Y en estas estamos, siendo el país líder en porcentaje de personal vacunado, y con autoproclamados expertos haciéndose cruces porque, tertulia televisiva mediante, “resulta que a los jueces ahora les ha dado por hacer de epidemiólogos”. Dejándonos adelantar alegremente por la derecha por países como Dinamarca, Holanda o el Reino Unido, que han llegado al fin a la conclusión de que quizá, oiga, no sé, piénselo, puede que después de 18 meses ya todo bicho viviente haya tenido una experiencia más o menos cercana de enfermedad severa o incluso con desenlace fatal; y que a lo mejor no hace falta tratar a la ciudadanía como niños a los que indicar qué hacer, dónde sentarse, cómo vestirse de cuello para arriba o con qué partes del cuerpo saludarse.

Aquí prima todavía, no sabemos por cuánto tiempo, el Virgencita que me quede como estoy. La resignación timorata del “si ellos quieren avanzar, que avancen”. Nosotros como si nos quedamos 20 años en modo pandemia.

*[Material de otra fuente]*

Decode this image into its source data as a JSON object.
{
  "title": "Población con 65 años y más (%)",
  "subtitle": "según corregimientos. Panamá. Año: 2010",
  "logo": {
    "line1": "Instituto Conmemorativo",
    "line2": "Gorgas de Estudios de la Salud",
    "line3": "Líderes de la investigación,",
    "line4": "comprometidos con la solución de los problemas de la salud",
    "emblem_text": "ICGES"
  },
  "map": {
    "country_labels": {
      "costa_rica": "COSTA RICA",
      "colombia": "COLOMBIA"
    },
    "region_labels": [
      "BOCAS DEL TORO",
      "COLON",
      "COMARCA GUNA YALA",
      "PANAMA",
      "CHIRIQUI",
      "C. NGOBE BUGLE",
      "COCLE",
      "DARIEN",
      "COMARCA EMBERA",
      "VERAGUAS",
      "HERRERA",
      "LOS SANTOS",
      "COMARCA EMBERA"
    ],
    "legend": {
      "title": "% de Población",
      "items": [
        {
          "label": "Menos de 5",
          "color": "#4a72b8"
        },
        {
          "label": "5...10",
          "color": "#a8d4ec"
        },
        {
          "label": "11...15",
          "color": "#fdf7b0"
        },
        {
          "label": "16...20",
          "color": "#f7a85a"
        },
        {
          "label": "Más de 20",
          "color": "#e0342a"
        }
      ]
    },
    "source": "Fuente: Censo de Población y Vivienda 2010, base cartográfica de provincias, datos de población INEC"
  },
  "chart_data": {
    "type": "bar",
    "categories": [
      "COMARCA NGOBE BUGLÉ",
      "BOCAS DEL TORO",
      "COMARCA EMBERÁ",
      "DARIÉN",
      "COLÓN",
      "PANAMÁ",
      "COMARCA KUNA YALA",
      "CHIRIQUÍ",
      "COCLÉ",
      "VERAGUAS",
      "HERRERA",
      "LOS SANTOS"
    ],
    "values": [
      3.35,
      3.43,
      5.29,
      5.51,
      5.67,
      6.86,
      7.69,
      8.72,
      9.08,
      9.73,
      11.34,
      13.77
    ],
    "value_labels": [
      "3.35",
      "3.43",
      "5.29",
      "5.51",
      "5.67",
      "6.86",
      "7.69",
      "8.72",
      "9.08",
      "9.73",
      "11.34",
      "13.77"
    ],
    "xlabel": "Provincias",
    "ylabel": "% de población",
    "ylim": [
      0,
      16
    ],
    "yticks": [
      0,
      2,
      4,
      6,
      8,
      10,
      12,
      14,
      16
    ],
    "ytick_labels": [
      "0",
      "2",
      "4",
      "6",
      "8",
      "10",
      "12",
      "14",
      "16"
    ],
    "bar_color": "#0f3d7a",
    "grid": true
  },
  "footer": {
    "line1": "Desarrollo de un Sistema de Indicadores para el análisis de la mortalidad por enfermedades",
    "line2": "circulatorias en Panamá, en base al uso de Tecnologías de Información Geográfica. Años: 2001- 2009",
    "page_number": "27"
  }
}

Total, solo cuesta un poco más respirar, pero es mejor eso que morirse. Actitud que conviene para que a nadie le vuele la tapa de los sesos uno de los francotiradores de nuestra política. ¿Eres tú, François? Güi semuá. Pum. Por listo. Que de listo que eres pareces tonto. 17 caciques con sus delegados provinciales y sus diputaciones, haciéndose trampas unos a otros y esquivando balas de los rivales, del Gobierno y a veces hasta de los suyos, si toca.

Mucho ojo, nunca mejor dicho, porque en el país de los ciegos el tuerto es el rey. No es la primera vez que el tuerto de la Moncloa les pilla con el paso cambiado a los demás. Y no hace falta ser demasiado avispado para comprobar cómo los reyezuelos taifas de nuestras Españas se queman de restricción en restricción, acompañadas de sonoras bofetadas judiciales, mientras Pedro cambia las fichas de su dominó particular y allana el camino para un posible Freedom Day. Si le sale bien será una mezcla de mérito propio e incapacidad ajena. Hagan lo que hagan algunos madrileños con las mascarillas. Que a esas alturas ya poco importará. Como si las quieren seguir llevando 40 años en defensa de la “libertad”.